Uma equipa de investigadores criou em laboratório uma estrutura parecida a um embrião de rato sem recurso a um espermatozoide e um óvulo, usando apenas as células da orelha do animal. Estes “blastóides” — assim se chamam os ditos embriões — têm a capacidade de se serem implantados no útero e se desenvolverem, mas não ao ponto de se tornarem um organismo funcional. Serão usados para revelar a origem dos problemas de infertilidade e de algumas complicações de saúde.

Um comunicado de imprensa do Instituto Salk explica que os cientistas colocaram as células de ratos adultos numa sopa de químicos que as obrigou a regredir para células estaminais pluripotentes — aquelas que se podem transformar em quase todos os tipos de células do organismo. Quando foram transferidas para outra sopa de químicos, começaram a juntar-se. Algumas desenvolveram-se numa placenta, outras no que seria um novo ser vivo. Estava criado um embrião sintético: o “blastóide”.

Segundo o Instituto Salk, os embriões sintéticos tinham os três tipos de células primordiais de onde se desenvolvem os tecidos que compõem os mamíferos nos primeiros tempos de vida. Todos tinham tamanhos e características genéticas semelhantes ao de um embrião natural. E, se postos no útero de um rato, conseguiam desenvolver-se durante alguns dias, embora nunca se conseguissem tornar organismos funcionais, já que parariam de crescer ao fim de pouco tempo.

Essas estruturas são muito semelhantes ao blastocisto, o nome dado à esfera oca de células embrionárias nos primeiros tempos de gestação que dão origem ao feto e à placenta.
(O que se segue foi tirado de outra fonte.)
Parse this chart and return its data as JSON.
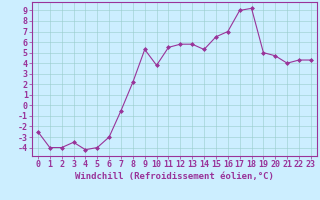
{
  "x": [
    0,
    1,
    2,
    3,
    4,
    5,
    6,
    7,
    8,
    9,
    10,
    11,
    12,
    13,
    14,
    15,
    16,
    17,
    18,
    19,
    20,
    21,
    22,
    23
  ],
  "y": [
    -2.5,
    -4.0,
    -4.0,
    -3.5,
    -4.2,
    -4.0,
    -3.0,
    -0.5,
    2.2,
    5.3,
    3.8,
    5.5,
    5.8,
    5.8,
    5.3,
    6.5,
    7.0,
    9.0,
    9.2,
    5.0,
    4.7,
    4.0,
    4.3,
    4.3
  ],
  "line_color": "#993399",
  "marker": "D",
  "marker_size": 2,
  "bg_color": "#cceeff",
  "grid_color": "#99cccc",
  "xlabel": "Windchill (Refroidissement éolien,°C)",
  "xlabel_fontsize": 6.5,
  "ylabel_ticks": [
    -4,
    -3,
    -2,
    -1,
    0,
    1,
    2,
    3,
    4,
    5,
    6,
    7,
    8,
    9
  ],
  "ylim": [
    -4.8,
    9.8
  ],
  "xlim": [
    -0.5,
    23.5
  ],
  "tick_fontsize": 6.0,
  "axis_color": "#993399",
  "spine_color": "#993399"
}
Esta é a fase mais crítica da gravidez, aquela em que ocorrem mais vezes falhas e em que as células dos órgãos se começam a desenvolver. No entanto, os cientistas não sabiam exatamente como é que os blastocistos se desenvolviam, nem a origem dessas falhas. Até agora.

Utilizando estes “blastóides”, podem observar como é que as primeiras células de um novo ser vivo se desenvolvem, o que provoca os problemas de infertilidade ou a origem de doenças como o Alzheimer. Criar embriões naturais não só levantava problemas éticos, como não era prático: eles têm de ser implantados no útero dos ratos de laboratório, que não conseguem desenvolver embriões suficientes para serem usados nos estudos.

Com esta alternativa, o problema é ultrapassado. Os cientistas podem produzir embriões sintéticos em quantidades suficientes para estudarem os efeitos da malnutrição no desenvolvimento dos embriões, testar como é que as células respondem à exposição de toxinas nos primeiros tempos da gravidez ou a origem de mutações genéticas que podem condenar a viabilidade de um ser vivo.

Juan Carlos Izpisua Belmonte, um dos investigadores do Instituto Salk envolvidos nesta descoberta, acrescentou que esta descoberta “vai ajudar a perceber como é que os seres vivos evoluem de uma única célula para milhões delas”, passo a passo. “Vamos compreender os primeiros tempos da vida. Como é que as células se organizam no espaço e no tempo para dar origem a um organismo totalmente desenvolvido. Tudo sem uso de embriões naturais”, termina.